The Magnificat has been influenced by the Song of Hannah (I Samuel 2:1-10) in the Old Testament. When Hannah is told that she will bear Samuel, the kingmaker, she sings a song suggesting how the work of an invisible power may shatter not only the social power structure but the limits of the fallen world itself:
The Lord killeth, and maketh alive: he bringeth down to the grave, and bringeth up. | The Lord maketh poor, and maketh rich: he bringeth low, and lifteth up. | He raiseth up the poor out of the dust, and lifteth up the beggar from the dunghill, to set them among the princes, and to make them inherit the throne of glory: for the pillars of the world are the Lord’s, and he hath set the world upon them.
It is the season of the birth of the miraculous child that most retains the memory of what Christianity once was, perhaps still could be, spiritually if not institutionally.

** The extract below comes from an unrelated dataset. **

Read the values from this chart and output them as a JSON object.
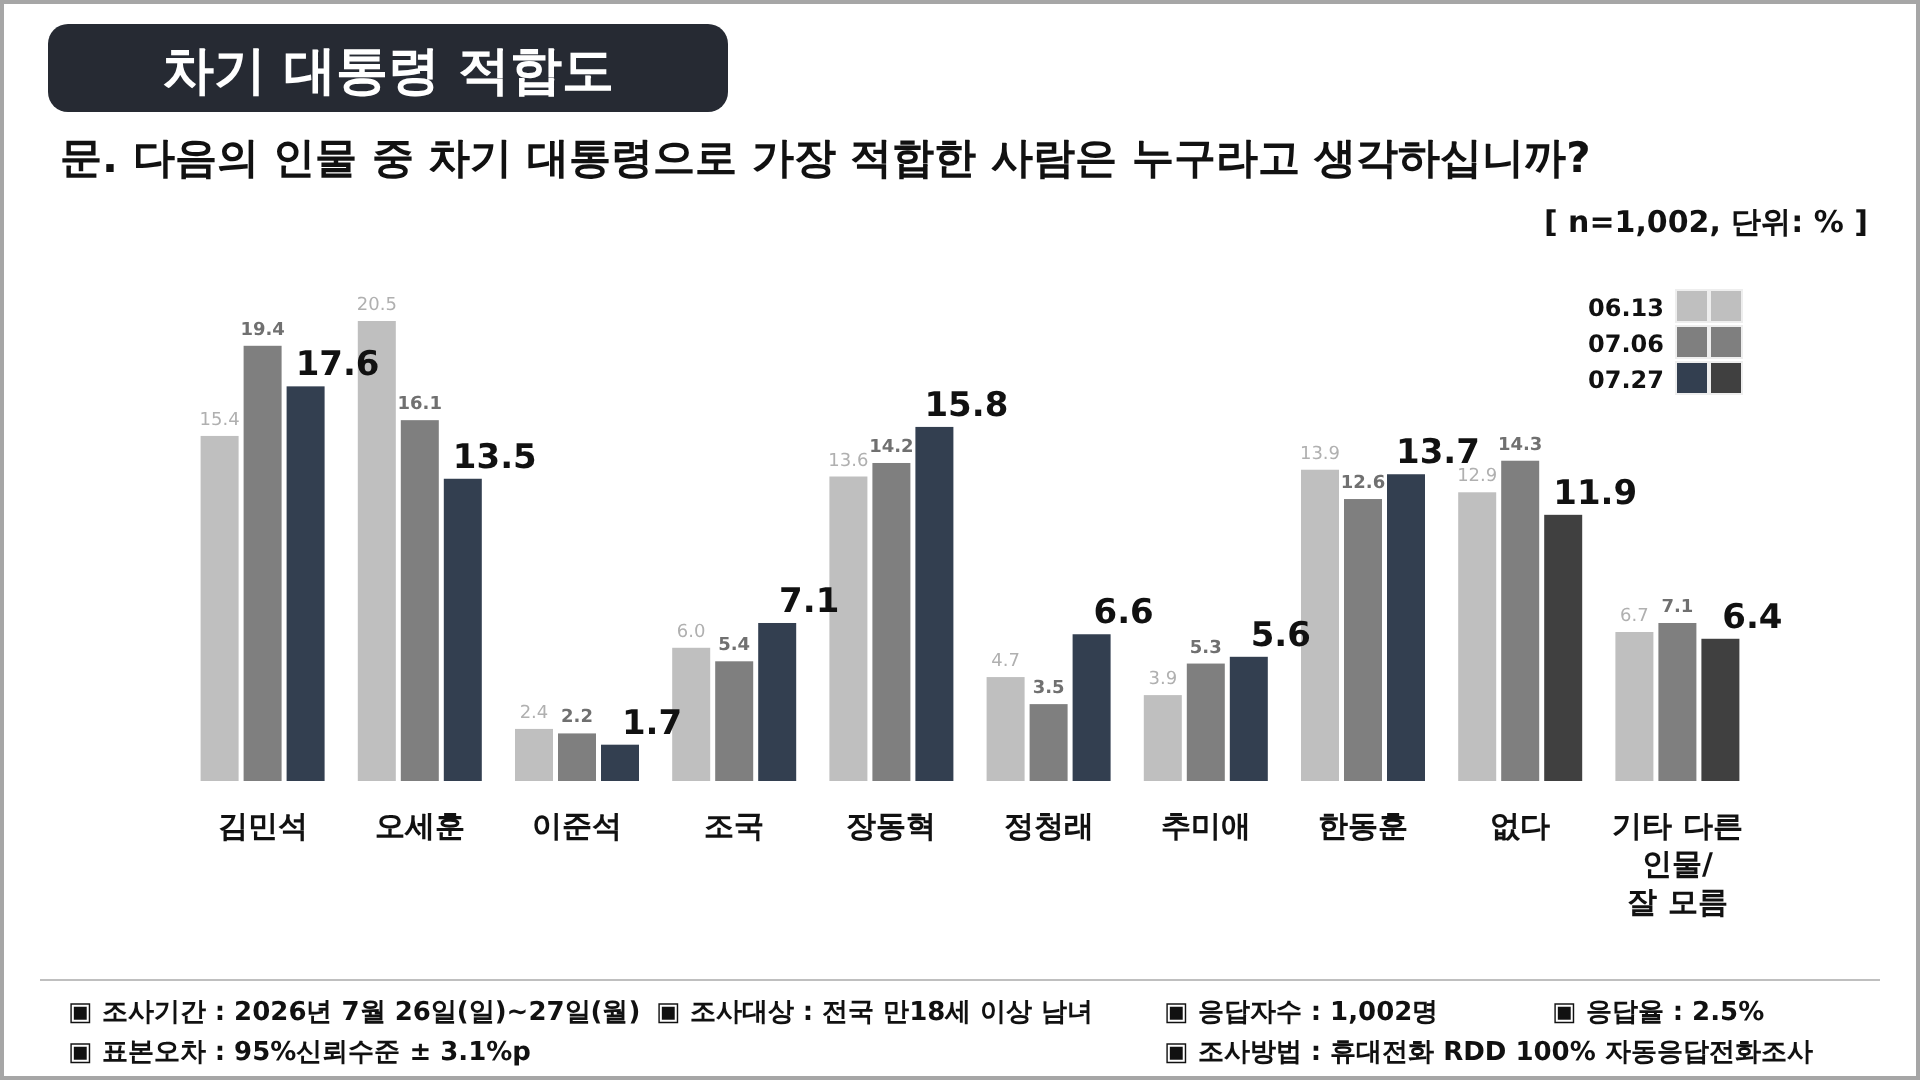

We sing “Joy to the World,” sensing that a mysterious power has entered our fallen reality and that, as Leonard Cohen put it in a passage from his novel Beautiful Losers that was set to music by Buffy Saint-Marie, “God is alive, magic is afoot.” Joy sweeps up and carries everyone, unites despite differences no matter how the ideologues disapprove. Only joy can create the solidarity necessary for real social change. It is a hopeful sign that the factions of the Democratic party instantaneously united behind Kamala Harris, leaving off their favorite activity of gnawing one another’s vitals, and there can be no better cadence to a discussion of joy than the words of a Jewish (and Canadian) writer, from a novel partly about a real Indigenous Christian saint, Catherine Tekakwitha of the 17th century, sung by an Indigenous woman of our own time:
God is alive, magic is afoot God is alive, magic is afoot God is afoot, magic is alive Alive is afoot, magic never died….Though his shrouds were hoisted, the naked God did live Though his words were twisted, the naked magic thrived Though his death was published 'round and 'round the world The heart did not believe….But magic would not tarry, it moves from arm to arm It would not stay with them, magic is afoot It cannot come to harm, it rests in an empty palm It spawns in an empty mind, but magic is no instrument Magic is the end….This I mean to whisper to my mind This I mean to laugh with in my mind This I mean my mind to serve 'til service is but magic Moving through the world And mind itself is magic coursing through the flesh And flesh itself is magic dancing on a clock And time itself, the magic length of God
Add Santa Claus to your syncretism, with his big, joyous laugh more boisterous than Kamala Harris’s, and there you have it. Very silly, but “silly” was once selig, and meant both “holy” and “full of joy.”